AI in DB Record Matching (MPI)

What is Fuzzy Logic?
Fuzzy logic is a term that describes the concept of "maybe" where things aren't always yes, no or 1 or 0.  This third alternative of maybe is the area in which humans operate on a daily basis.   We look to computers all the time for definitive information and we either find what we're looking for or we don't. What fuzzy logic does is allow for the third alternative; that just because something is not a definite Yes doesn't mean it's a No. With most 5 gl languages now you have the ability to define custom variable types. Pascal has had that ability for 30 years making Pascal a language before it's time. With custom defined types you can return results to calling functions in a natural readable way that makes sense in the context of fuzzy logic.
I finished integrating a fuzzy logic parser that I wrote some years ago. All that remained was to put the cut-off thresholds in the main program and call the algorithms and see if they were up to the job. It took a while to get the thresholds fine-tuned for the different types of data but the algorithms are sound. With fuzzy logic parsing you can determine what type of data is contained in a field (like phone number, SSN, DL Number or birth date) and you can compare two values and get a confidence level back. By adjusting the acceptable confidence window you can fine tune your data matching.

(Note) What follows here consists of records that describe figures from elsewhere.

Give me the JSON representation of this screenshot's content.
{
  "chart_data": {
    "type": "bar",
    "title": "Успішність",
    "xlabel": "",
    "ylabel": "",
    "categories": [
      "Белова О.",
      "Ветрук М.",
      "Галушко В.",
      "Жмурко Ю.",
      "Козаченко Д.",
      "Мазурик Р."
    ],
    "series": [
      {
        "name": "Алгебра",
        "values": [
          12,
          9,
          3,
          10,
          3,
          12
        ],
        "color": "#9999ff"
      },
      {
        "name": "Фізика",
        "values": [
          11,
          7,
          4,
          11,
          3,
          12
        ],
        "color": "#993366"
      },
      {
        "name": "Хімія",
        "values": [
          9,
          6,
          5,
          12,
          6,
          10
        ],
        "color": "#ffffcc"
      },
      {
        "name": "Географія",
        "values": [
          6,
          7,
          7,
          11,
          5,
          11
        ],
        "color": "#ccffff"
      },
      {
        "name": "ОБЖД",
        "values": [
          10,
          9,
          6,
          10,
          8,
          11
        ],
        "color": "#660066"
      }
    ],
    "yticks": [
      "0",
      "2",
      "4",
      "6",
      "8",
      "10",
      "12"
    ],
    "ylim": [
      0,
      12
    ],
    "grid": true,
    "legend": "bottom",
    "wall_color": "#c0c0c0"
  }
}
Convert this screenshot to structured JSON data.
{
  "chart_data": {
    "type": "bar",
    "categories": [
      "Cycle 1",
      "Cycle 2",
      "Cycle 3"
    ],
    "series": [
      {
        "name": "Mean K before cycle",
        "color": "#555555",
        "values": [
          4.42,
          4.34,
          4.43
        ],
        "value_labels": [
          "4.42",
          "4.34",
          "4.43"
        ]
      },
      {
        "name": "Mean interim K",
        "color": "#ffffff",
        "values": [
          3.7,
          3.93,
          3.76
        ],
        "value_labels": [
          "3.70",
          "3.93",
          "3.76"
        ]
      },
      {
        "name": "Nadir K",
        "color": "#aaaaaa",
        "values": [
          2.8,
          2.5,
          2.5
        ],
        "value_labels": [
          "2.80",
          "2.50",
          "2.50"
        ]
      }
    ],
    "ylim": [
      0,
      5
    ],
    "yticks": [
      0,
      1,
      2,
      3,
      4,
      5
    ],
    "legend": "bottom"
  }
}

I was able to quickly build a database record analyser to match data in different tables and to find duplicate records. The results are uncanny and the more data elements you throw into the mix the better it does. It nailed name misspellings, date transpositions, addresses that were written differently like 7th street -vs- Seventh St. etc. It even hits on similar sounding names very close to the performance of soundex but without the high number of false positives.

It has been really fun to work on some of these projects that I designed years ago but never got the chance to implement. A little vision goes a long way.